I do feel your pain. Are you saying you don't expect management to change their behaviour? If so, as long as your program is at least as good as the current one, they may not give a darn how good it is. That being the case, perhaps you should consider points like these:

  • How much easier would your program make your day to get through?
  • How much would you like to be able to modify the program thats in use? You will be able to if you use yours.
  • By putting your program into production, you gain experience you can put on your resume
  • And maybe, just maybe, you'll get that recognition you're looking for.

    It may be that the only group your program benefits are you, and your coworkers.. but maybe thats good enough. Recognition doesn't always come easy in the workplace. However, the good 'ol Peanuts characters have some excellent advice for us all:

      Lucy: "What happens if you practice the piano for 20 years and then end up not being rich and famous?"
      Schroeder: "The joy is in the playing."

    I've kept that quote in my email signature for awhile, you've reminded me to add it to my signature here :-)

    Not everyone has the opportunity to put a program of theirs into use at their workplace. It can be a really good feeling to see your own code hard at work, even if you don't get a raise for it. Good luck!

    -Eric


    --
    Lucy: "What happens if you practice the piano for 20 years and then end up not being rich and famous?"
    Schroeder: "The joy is in the playing."

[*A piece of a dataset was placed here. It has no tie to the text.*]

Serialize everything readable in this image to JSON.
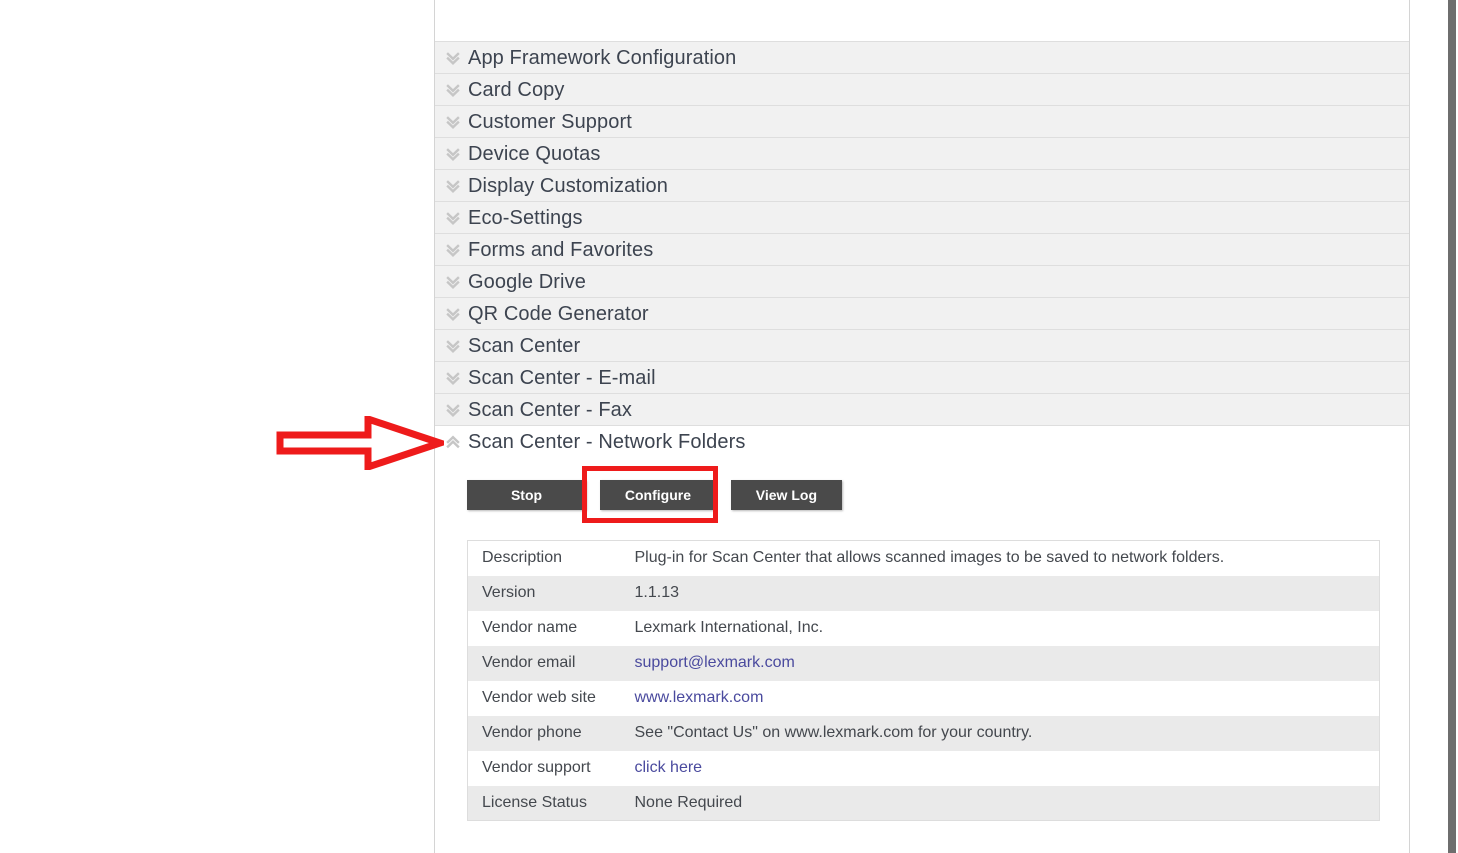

  • Comment on Re: Greediness, or Paranoia?
    Re: Re: Greediness, or Paranoia?
    by defyance (Curate) on May 13, 2002 at 21:20 UTC
      True, the feeling of knowing that someone else is making great use of your creation is an incredible feeling. I love that, and that alone was one of the reasons I wanted to create this. The problem is having a manager that doesn't seem to share your views on what is helpful, and worries about how I went about creating the programs, she sees coding as "HACKING". If she only knew what went into making a unix machine run, she wouldn't feel that way.

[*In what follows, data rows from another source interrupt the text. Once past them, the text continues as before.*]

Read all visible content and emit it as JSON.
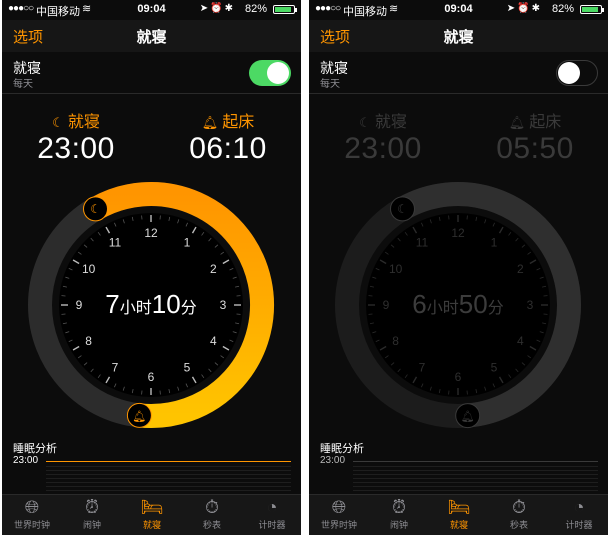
{
  "status_bar": {
    "signal": "●●●○○",
    "carrier": "中国移动",
    "time": "09:04",
    "battery": "82%",
    "battery_fraction": 0.82
  },
  "nav": {
    "left_label": "选项",
    "title": "就寝"
  },
  "bedtime_row": {
    "label": "就寝",
    "sublabel": "每天"
  },
  "time_labels": {
    "bedtime": "就寝",
    "wake": "起床"
  },
  "sleep_analysis_label": "睡眠分析",
  "tabs": [
    {
      "icon": "globe-icon",
      "label": "世界时钟"
    },
    {
      "icon": "alarm-clock-icon",
      "label": "闹钟"
    },
    {
      "icon": "bed-icon",
      "label": "就寝"
    },
    {
      "icon": "stopwatch-icon",
      "label": "秒表"
    },
    {
      "icon": "timer-icon",
      "label": "计时器"
    }
  ],
  "screens": [
    {
      "toggle_on": true,
      "bedtime": "23:00",
      "wake": "06:10",
      "duration": {
        "hours": "7",
        "hours_unit": "小时",
        "minutes": "10",
        "minutes_unit": "分"
      },
      "chart_start": "23:00"
    },
    {
      "toggle_on": false,
      "bedtime": "23:00",
      "wake": "05:50",
      "duration": {
        "hours": "6",
        "hours_unit": "小时",
        "minutes": "50",
        "minutes_unit": "分"
      },
      "chart_start": "23:00"
    }
  ],
  "dial_numbers": [
    "12",
    "1",
    "2",
    "3",
    "4",
    "5",
    "6",
    "7",
    "8",
    "9",
    "10",
    "11"
  ],
  "colors": {
    "accent": "#ff9500",
    "accent_light": "#ffbf00",
    "toggle_on": "#4cd964",
    "track": "#2c2c2c"
  }
}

      -- Yes, I am a criminal. My crime is that of defyance.
        You work in technical support and built a new tool without management's permission. You used company time to do something other than your job. You included a hidden game designed to allow you and others to misuse company resources. And you wonder why you are having personal issues with your manager who doesn't trust you? You're not a criminal. You're simply unemployable.
          Ahh, but Anonymous Monk Did I say that I did it wouthout permission? Did, I say I did ALL of the code was written on my companies time? Did I say that my manager doesn't trust my work, or mearly that she doesn't understand whats going on in the code? Did I confirm that I was actually going to put this code in the release if it was going to be released at all. If you would have taken the time to pay attention, you would have found that you don't have enough facts to back up what your saying here, you may want to pull your foot out of your mouth, you are starting to drool....

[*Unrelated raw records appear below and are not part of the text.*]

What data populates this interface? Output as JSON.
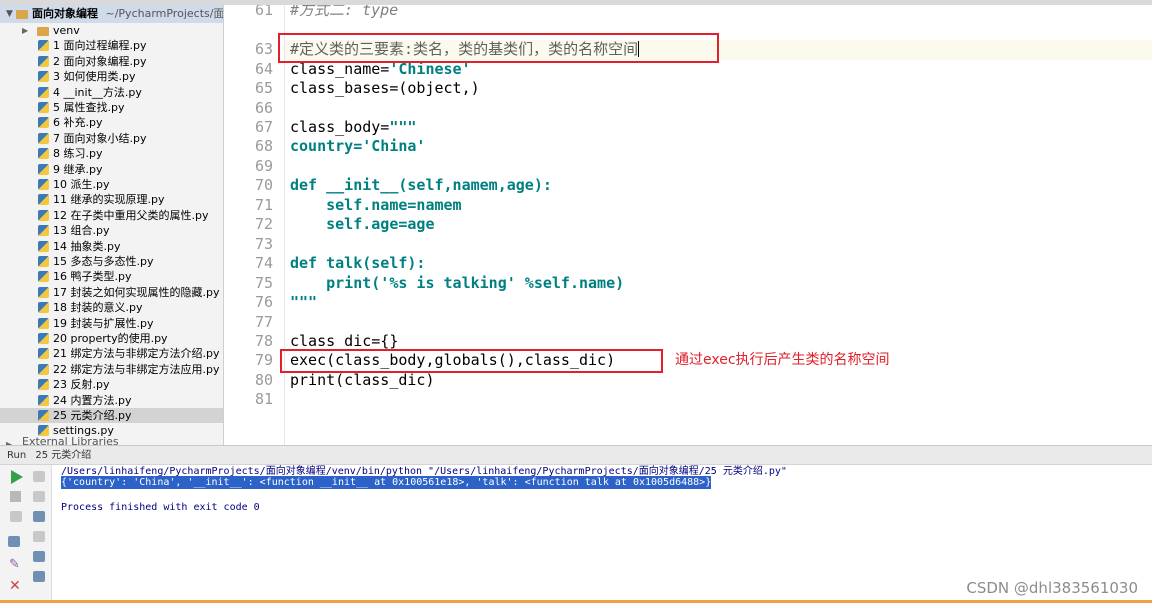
{
  "top_tabs": [
    "…",
    "…",
    "…",
    "…"
  ],
  "project": {
    "root_name": "面向对象编程",
    "root_path": "~/PycharmProjects/面向",
    "venv_label": "venv",
    "files": [
      "1 面向过程编程.py",
      "2 面向对象编程.py",
      "3 如何使用类.py",
      "4 __init__方法.py",
      "5 属性查找.py",
      "6 补充.py",
      "7 面向对象小结.py",
      "8 练习.py",
      "9 继承.py",
      "10 派生.py",
      "11 继承的实现原理.py",
      "12 在子类中重用父类的属性.py",
      "13 组合.py",
      "14 抽象类.py",
      "15 多态与多态性.py",
      "16 鸭子类型.py",
      "17 封装之如何实现属性的隐藏.py",
      "18 封装的意义.py",
      "19 封装与扩展性.py",
      "20 property的使用.py",
      "21 绑定方法与非绑定方法介绍.py",
      "22 绑定方法与非绑定方法应用.py",
      "23 反射.py",
      "24 内置方法.py",
      "25 元类介绍.py",
      "settings.py"
    ],
    "selected_file": "25 元类介绍.py",
    "external_libraries": "External Libraries"
  },
  "editor": {
    "line_numbers": [
      "61",
      "63",
      "64",
      "65",
      "66",
      "67",
      "68",
      "69",
      "70",
      "71",
      "72",
      "73",
      "74",
      "75",
      "76",
      "77",
      "78",
      "79",
      "80",
      "81"
    ],
    "line61_partial": "#方式二: type",
    "line63_comment": "#定义类的三要素:类名，类的基类们，类的名称空间",
    "line64_a": "class_name=",
    "line64_b": "'Chinese'",
    "line65": "class_bases=(object,)",
    "line67_a": "class_body=",
    "line67_b": "\"\"\"",
    "line68": "country='China'",
    "line70_a": "def ",
    "line70_b": "__init__(self,namem,age):",
    "line71": "    self.name=namem",
    "line72": "    self.age=age",
    "line74_a": "def ",
    "line74_b": "talk(self):",
    "line75": "    print('%s is talking' %self.name)",
    "line76": "\"\"\"",
    "line78": "class_dic={}",
    "line79": "exec(class_body,globals(),class_dic)",
    "line80": "print(class_dic)",
    "annotation": "通过exec执行后产生类的名称空间",
    "accent_color": "#e0202a"
  },
  "run": {
    "header_label": "Run",
    "tab_label": "25 元类介绍",
    "cmd_line": "/Users/linhaifeng/PycharmProjects/面向对象编程/venv/bin/python \"/Users/linhaifeng/PycharmProjects/面向对象编程/25 元类介绍.py\"",
    "output_line": "{'country': 'China', '__init__': <function __init__ at 0x100561e18>, 'talk': <function talk at 0x1005d6488>}",
    "exit_line": "Process finished with exit code 0"
  },
  "watermark": "CSDN @dhl383561030"
}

          -- Yes, I am a criminal. My crime is that of defyance.
    Re: Re: Greediness, or Paranoia?
    by insensate (Hermit) on May 13, 2002 at 22:38 UTC
      "The joy is in the playing."

      This is beautiful and certainly applicable beyond this thread. I would imagine that the sizeable majority of programmers that find themselves wrapped up in the monestary have a genuine love of programming. A week doesn't pass during which the dreary routine of my job is brightened by the opportunity to apply my programming skills to help a co-worker with a manual task that would be incredibly tedious if left unautomated.
      Ask yourself why you're spending time writing code that wasn't required of you... is it to really help some clueless benefactor or is it simply for the joy of coding in and of itself. I love the book "The Fountainhead":
      "My work done my way. A private, personal, selfish, egotistical motivation. That's the only way I function. That's all I am...Independence is the only gauge of human virtue and value. What a man is and makes of himself; not what he has or hasn't done for others. There is no substitute for personal dignity."
      Learning to program for it's intrinsic rewards will obliterate any dependence and misgiving inherent in worrying what others will make of it.